Massiver Raketenangriff bei extremem Frost: Was über den jüngsten Angriff auf die Ukraine bekannt ist.
Massiver Angriff trifft die Ukraine inmitten einer Kältewelle
Nach Angaben von UATV: Russland hat die Ukraine mit einem massiven Raketenangriff überzogen. Mindestens sechs Menschen wurden dabei verletzt, Wohnhäuser und eine Schule beschädigt. Der Angriff erfolgte während einer extremen Kälteperiode, in der die Temperaturen in Kiew auf bis zu -20°C fielen. Mehr als 1.000 Gebäude wurden durch die Raketeneinschläge getroffen, wodurch viele Menschen ohne Heizung dastehen. Die Angriffe auf die kritische Infrastruktur treffen die Zivilbevölkerung in dieser Situation besonders hart.

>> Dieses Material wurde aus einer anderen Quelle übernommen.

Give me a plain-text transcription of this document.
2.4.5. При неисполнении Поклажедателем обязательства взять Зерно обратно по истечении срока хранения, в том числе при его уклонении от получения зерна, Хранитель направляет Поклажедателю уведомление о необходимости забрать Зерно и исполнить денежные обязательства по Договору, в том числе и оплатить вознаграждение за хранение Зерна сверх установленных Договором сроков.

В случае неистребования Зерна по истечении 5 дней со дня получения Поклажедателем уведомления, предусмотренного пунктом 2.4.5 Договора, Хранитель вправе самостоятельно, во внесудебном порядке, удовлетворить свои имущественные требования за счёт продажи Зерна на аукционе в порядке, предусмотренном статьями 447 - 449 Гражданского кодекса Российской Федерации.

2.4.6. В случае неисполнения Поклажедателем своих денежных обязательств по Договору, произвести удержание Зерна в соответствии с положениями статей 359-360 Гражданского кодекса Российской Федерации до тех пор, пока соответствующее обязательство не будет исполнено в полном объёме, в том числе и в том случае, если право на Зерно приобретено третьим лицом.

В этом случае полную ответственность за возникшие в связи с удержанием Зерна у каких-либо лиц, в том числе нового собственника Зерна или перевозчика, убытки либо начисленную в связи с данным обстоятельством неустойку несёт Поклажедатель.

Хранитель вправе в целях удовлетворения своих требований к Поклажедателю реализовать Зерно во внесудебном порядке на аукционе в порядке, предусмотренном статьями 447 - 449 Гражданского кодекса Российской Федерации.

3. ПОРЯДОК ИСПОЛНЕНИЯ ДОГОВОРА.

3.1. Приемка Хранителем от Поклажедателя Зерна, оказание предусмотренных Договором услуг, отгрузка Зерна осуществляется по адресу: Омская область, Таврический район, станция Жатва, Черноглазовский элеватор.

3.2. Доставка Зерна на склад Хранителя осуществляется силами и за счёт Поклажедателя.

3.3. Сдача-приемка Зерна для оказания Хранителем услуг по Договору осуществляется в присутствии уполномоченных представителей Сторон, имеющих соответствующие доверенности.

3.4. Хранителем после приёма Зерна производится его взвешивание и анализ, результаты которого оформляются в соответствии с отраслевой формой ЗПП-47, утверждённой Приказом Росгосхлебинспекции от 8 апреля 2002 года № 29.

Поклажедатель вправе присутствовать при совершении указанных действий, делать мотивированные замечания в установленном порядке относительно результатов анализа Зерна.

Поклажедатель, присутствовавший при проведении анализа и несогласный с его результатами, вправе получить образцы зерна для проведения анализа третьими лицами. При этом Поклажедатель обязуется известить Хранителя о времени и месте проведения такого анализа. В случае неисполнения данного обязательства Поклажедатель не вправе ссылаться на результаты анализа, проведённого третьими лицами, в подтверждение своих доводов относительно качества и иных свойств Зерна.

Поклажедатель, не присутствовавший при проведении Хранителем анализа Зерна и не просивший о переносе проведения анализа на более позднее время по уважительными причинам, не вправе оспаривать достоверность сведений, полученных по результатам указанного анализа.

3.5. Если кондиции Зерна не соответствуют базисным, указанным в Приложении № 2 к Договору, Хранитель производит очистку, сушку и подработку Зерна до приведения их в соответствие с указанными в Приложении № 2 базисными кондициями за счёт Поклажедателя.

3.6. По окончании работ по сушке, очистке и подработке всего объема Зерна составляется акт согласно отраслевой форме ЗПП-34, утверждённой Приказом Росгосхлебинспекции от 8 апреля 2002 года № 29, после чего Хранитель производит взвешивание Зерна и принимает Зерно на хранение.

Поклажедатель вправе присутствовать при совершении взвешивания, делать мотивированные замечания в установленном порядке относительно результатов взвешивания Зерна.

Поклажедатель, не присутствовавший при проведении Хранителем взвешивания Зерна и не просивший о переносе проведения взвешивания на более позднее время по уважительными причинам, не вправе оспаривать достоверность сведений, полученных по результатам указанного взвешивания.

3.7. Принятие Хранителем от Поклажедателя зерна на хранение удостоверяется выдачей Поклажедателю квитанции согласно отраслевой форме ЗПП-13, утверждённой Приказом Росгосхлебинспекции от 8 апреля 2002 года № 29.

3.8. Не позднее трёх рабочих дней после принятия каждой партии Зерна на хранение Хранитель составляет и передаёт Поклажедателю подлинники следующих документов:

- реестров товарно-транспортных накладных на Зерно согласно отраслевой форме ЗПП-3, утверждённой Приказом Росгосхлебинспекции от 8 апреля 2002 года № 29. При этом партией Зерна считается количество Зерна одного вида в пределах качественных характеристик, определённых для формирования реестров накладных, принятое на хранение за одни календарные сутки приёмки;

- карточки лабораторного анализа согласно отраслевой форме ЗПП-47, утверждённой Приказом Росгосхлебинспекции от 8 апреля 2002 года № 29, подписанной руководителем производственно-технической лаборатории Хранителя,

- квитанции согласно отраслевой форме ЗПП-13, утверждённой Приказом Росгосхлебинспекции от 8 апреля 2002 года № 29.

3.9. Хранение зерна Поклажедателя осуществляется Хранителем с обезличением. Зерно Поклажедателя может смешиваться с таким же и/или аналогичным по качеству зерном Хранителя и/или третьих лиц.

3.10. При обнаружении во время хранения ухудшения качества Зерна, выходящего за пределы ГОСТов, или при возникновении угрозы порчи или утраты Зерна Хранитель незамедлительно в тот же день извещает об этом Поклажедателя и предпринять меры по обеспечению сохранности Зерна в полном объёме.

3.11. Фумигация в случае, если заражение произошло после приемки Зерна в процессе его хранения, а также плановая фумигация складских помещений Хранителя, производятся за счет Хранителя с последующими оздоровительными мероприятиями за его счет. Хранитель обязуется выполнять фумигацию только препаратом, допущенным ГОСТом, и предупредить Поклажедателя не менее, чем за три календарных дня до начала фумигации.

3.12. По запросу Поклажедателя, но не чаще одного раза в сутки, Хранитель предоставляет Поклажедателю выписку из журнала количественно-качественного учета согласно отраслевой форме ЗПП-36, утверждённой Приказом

Ablauf der Attacke und Reaktionen
Der Beschuss von Kiew fand Anfang Februar 2023 statt. In der Nacht zum 3. Februar setzte Russland eine große Anzahl ballistischer Raketen ein, was die Arbeit der ukrainischen Luftabwehr erheblich erschwerte. Von 70 abgefeuerten Raketen konnten 38 abgefangen werden. Der Sprecher der Luftstreitkräfte, Jurij Ignat, betonte die Besonderheit des Angriffs:
„Sehr, sehr viele ballistische Raketen waren es diesmal – es geht um Raketen, die auf einer ballistischen Flugbahn fliegen.“
Dies zeigt, dass trotz einer hohen Abfangquote die Lage kritisch blieb. Der ukrainische Präsident Wolodymyr Selenskyj wertete den Angriff als gezielten Schlag gegen die Energieversorgung und sprach von einer Rekordzahl an ballistischen Geschossen.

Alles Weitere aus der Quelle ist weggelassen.